The man held out his hands appealingly.
"Oh, if we only had an airship, we could rescue him!" murmured Tom.
"By Jove!" exclaimed Joe. "I have an idea. If I could only get a rope up to him he could slide down it, if we held the outer end away from the fire—a slanting cable you know."
"That's it!" yelled his chum.
"How are you going to get a rope up to him?" asked Luke Fodick, who was standing beside our hero. "No one could throw a rope up there."
"No, perhaps not a rope," admitted Joe, "but if I could throw a string we could tie the rope to the string and he could haul it up and fasten it."
"But you can't even throw a string up there," insisted Luke.
"Of course not!" added Hiram, who had joined his crony. "Nobody could."
"Yes they can—I can!" cried Joe. "I'll throw up this ball of cord. It will unwind on the way up if I keep hold of one end of it," and he pulled from his pocket a ball of light but strong cord. Joe used it to wind around split bats. "I'm going to throw this," cried the young pitcher. "Hey there!" he yelled to the man on the tower. "Catch this as it comes, and pull up the rope we're going to fasten on!"
The man waved his hands helplessly. He could not hear.
"Where you going to get the rope?" asked Tom.
"Off the fire apparatus, of course. It's long and strong. Tom, you go get the rope off; I've got to make the man hear and understand before I can throw the cord."
"That's the stuff! The rope from the engine!" cried the man near Joe. "That's the idea, young fellow!"
Accompanied by Tom, the man raced to the engine. He quickly explained what the plan of rescue was, and others aided in taking from the reel the long rope by which the apparatus was pulled. Once more Joe shouted his instructions, while the fire raged and crackled and the crowd yelled.
"Quiet! Quiet!" begged Joe. "I've got to make him hear!"
"Make a megaphone—here's a newspaper," suggested a man.
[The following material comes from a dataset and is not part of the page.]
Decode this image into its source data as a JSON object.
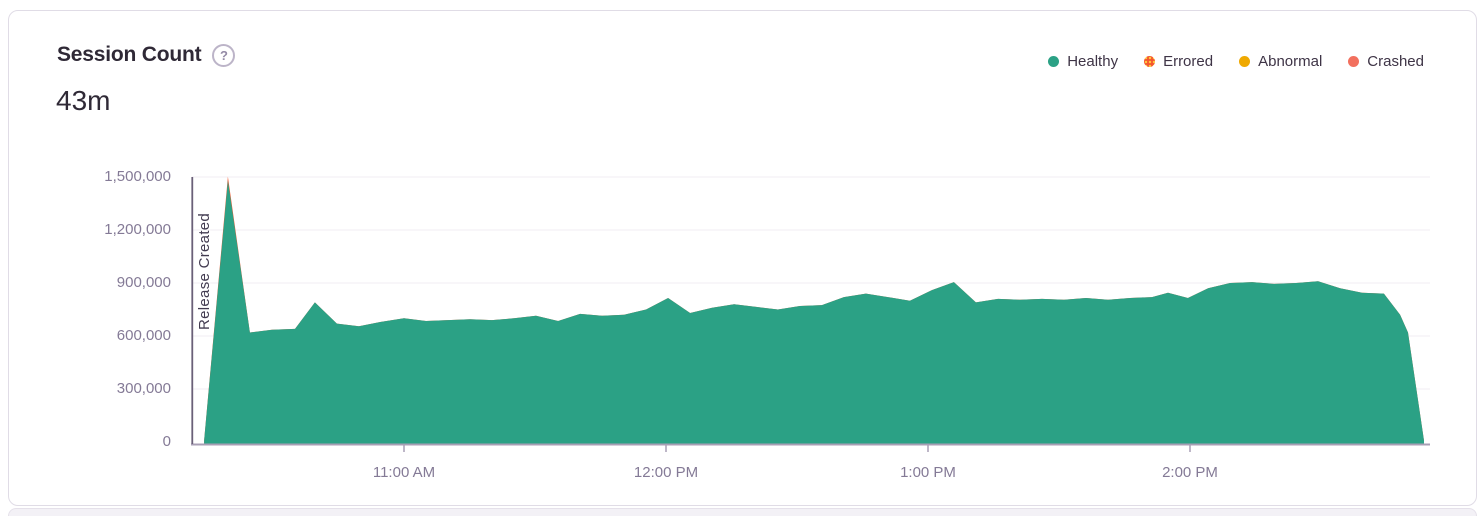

He quickly rolled it into a cone, tore off the small end to make a mouthpiece and Joe had an improvised megaphone. Through it he begged the crowd to keep silent, and at last they heard and understood.
"I'm going to throw you a ball of cord!" called Joe through the paper cone to the man on the tower. "Catch it, and when I yell again, pull up the rope. Fasten it to the tower and we'll hold the ground end out and away from the flames. Then slide down."
The man waved his hands to show that he understood. Then Joe got ready to throw up the cord.
"He can't do it! He'll never be able to get that ball up to the man. It will fall short or go into the flames," said Luke Fodick.
"He can't, eh?" asked Tom, who came back, helping to pull the long rope. "You don't know how Joe Matson can throw. Just watch him."
And, amid a silence that was painfully tense, the young pitcher got ready to deliver a ball on which more depended than on any other he had ever thrown in all his life.